Mula-mula limbah udang dicuci dengan air mengalir dan dikeringkan, lalu dicuci
dengan air panas 2 kali dan dikeringkan kembali. tujuan dari pencucian ini adalah untuk
menghilangkan kotoran yang masih menempel dan dapat mencemari ekstraksi kitin
(Bastaman, 1989). tujuan pencucian menggunakan air panas adalah sebagai tahap
sterilisasi. Kemudian dihancurkan hingga menjadi serbuk dan diayak dengan ayakan 40-
60 mesh, penghancuran bertujuan untuk memperluas permukaan bahan sehingga
diperoleh pelarut dapat kontak dengan serbuk secara maksimal (Prasetyo, 2006). lalu
dicampur dengan HCl (10:1) untuk HCl 0,75 N; 1 N dan 1,25 N. Penambahan larutan
HCl bertujuan untuk melarutkan komponen mineral pada kulit udang. Selain itu dengan
adanya penambahan HCl akan menyebabkan kerusakan pada permukaan biopolimer
kitin dengan reaksi berikut ini:
HCl (aq) H+(aq) + Cl-(aq)
H+(aq) + H2O H3O+(aq)
Ca3(PO4)2(s) + 2 H3O+(aq) 3 Ca2+(aq) + 2 H3PO4(aq) + O2(g)

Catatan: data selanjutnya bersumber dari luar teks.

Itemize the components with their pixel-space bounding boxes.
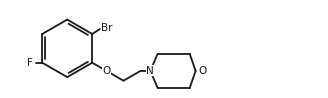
Text: O: O xyxy=(198,66,207,76)
Text: Br: Br xyxy=(101,23,113,33)
Text: N: N xyxy=(147,66,154,76)
Text: F: F xyxy=(27,58,33,68)
Text: O: O xyxy=(102,66,111,76)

CaCO3(s) + 2 H3O+(aq) Ca2+(aq) + CO2(g) + 3 H2O(l)
Menurut Bastaman (1989), kulit udang mengandung mineral sebanyak 30-50% dari
berat keringnya, dan mineral utama yang ada pada kulit udang adalah kalsium karbonat
dan kalsium fosfat. Sebelum dilakukan proses ekstraksi kitin, mineral yang terkandung
dalam kulit udang harus dipisahkan terlebih dahulu, hal ini dapat dilakukan dengan
penambahan asam encer seperti HCl, H2SO4, atau asam laktat.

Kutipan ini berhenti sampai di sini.